What technolog(ies) and strategies do you use to create collaborative forecasts, and when did you implement them? Generally, with an e-commerce business, you can rely on a simple revenue equation that factors in traffic, conversion rate, and average order value to determine a fairly consistent unit forecast. This is still true in FTD’s case, but the ability to use geographic location trends is irrelevant given the majority of our customers are purchasing gifts for recipients in a different location.
So, while you can typically rely on customer traffic trends as the first factor in any e-commerce forecasting challenge, FTD has had to rely on the ZIP code of the receiver, which is not shared until much later in the process. With this in mind, we’ve taken a new approach and created a constant feedback loop with our florists - what do they have in stock, what can they easily replenish, what trends are they seeing - and complement this data with our own, such as what are we featuring in emails, on the homepage, advertisements.
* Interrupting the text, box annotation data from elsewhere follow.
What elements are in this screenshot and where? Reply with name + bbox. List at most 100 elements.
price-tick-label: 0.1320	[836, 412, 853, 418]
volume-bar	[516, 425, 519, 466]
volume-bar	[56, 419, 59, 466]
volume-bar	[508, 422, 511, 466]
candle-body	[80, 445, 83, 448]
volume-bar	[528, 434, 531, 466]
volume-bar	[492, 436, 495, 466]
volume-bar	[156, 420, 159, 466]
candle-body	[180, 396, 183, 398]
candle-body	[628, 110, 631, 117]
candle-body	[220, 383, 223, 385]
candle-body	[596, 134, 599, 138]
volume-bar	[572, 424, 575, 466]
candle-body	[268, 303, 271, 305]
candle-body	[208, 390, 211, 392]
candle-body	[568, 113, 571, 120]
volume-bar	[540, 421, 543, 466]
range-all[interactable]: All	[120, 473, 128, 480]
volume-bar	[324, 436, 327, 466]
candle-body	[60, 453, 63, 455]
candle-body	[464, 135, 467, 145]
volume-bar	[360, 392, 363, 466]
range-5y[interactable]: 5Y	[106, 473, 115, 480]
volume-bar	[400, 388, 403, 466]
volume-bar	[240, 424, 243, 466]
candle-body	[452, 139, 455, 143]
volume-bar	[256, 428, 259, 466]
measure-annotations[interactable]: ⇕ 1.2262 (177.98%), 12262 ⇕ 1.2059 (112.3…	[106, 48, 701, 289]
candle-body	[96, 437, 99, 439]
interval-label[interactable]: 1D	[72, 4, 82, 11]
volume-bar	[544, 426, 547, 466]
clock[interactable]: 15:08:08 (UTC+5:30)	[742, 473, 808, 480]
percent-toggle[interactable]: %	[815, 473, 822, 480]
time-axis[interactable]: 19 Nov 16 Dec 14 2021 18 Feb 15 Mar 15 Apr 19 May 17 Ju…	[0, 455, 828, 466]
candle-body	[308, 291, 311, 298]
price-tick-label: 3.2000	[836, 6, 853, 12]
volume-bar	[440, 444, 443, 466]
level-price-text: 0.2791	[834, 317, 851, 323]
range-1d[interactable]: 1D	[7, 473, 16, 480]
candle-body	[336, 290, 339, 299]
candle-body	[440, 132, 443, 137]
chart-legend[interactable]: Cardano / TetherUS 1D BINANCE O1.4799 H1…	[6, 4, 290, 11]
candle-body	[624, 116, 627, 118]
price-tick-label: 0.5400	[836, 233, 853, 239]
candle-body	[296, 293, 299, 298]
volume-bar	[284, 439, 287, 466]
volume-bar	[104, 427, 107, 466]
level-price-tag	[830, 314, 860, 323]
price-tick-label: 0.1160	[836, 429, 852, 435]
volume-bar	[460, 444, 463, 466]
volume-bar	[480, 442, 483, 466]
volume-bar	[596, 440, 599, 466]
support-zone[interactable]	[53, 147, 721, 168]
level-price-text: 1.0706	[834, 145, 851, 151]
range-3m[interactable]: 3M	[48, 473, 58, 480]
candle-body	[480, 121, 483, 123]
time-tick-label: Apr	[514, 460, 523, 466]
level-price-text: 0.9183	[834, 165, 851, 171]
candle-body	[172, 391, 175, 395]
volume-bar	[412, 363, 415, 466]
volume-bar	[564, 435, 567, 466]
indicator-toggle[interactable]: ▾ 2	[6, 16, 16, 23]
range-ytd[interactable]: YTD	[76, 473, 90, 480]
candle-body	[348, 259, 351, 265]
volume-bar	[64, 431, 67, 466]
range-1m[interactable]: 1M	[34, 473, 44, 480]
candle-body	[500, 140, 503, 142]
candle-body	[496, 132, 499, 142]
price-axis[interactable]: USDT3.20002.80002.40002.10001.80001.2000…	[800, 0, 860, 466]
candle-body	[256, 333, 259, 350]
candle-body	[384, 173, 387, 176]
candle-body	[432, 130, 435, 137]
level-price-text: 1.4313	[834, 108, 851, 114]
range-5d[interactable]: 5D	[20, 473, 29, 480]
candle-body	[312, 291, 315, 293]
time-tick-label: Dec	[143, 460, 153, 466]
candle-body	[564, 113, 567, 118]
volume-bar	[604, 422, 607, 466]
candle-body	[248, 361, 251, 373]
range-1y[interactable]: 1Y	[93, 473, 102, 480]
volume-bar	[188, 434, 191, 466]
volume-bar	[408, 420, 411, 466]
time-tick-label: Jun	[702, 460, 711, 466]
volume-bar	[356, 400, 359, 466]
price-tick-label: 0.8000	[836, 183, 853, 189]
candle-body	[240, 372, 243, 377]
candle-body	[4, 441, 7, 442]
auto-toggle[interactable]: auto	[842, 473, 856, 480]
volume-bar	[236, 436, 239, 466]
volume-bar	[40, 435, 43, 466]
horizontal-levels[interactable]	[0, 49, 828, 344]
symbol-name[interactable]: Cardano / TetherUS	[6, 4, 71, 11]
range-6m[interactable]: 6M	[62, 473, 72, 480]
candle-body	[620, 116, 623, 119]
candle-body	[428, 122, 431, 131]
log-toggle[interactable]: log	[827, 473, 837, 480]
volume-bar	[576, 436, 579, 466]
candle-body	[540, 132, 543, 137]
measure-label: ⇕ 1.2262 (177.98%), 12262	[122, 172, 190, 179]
From there, we can narrow down where the majority of the stem volume will be to estimate where orders are flowing from.
What results have you achieved? The best metric to evaluate success is our ‘reject rate.’ Whenever we send our florists an order, they can either accept or reject it and provide a reason code such as ‘stems not available’ or ‘vase not in stock.’ If we were absolutely perfect, our reject rates would be zero - something worth striving for.
Since working more collaboratively with florists on forecasting, our reject rate has consistently been down over 25%, and sometimes down over 40%. Over Valentine’s Day season when our florists are strained by volatile demand, and this year challenged with some of the worst weather we’ve ever seen, our reject rate was down 34%.
Any future plans you can discuss? Our data infrastructure is still catching up to our ambitions but we’re working on employing artificial intelligence and machine learning to make this happen in real-time. We’ll continue to be hyper-focused on rebuilding our relationship with our florists and you can expect to see continued changes being made to FTD’s operational and technology partners in the coming months.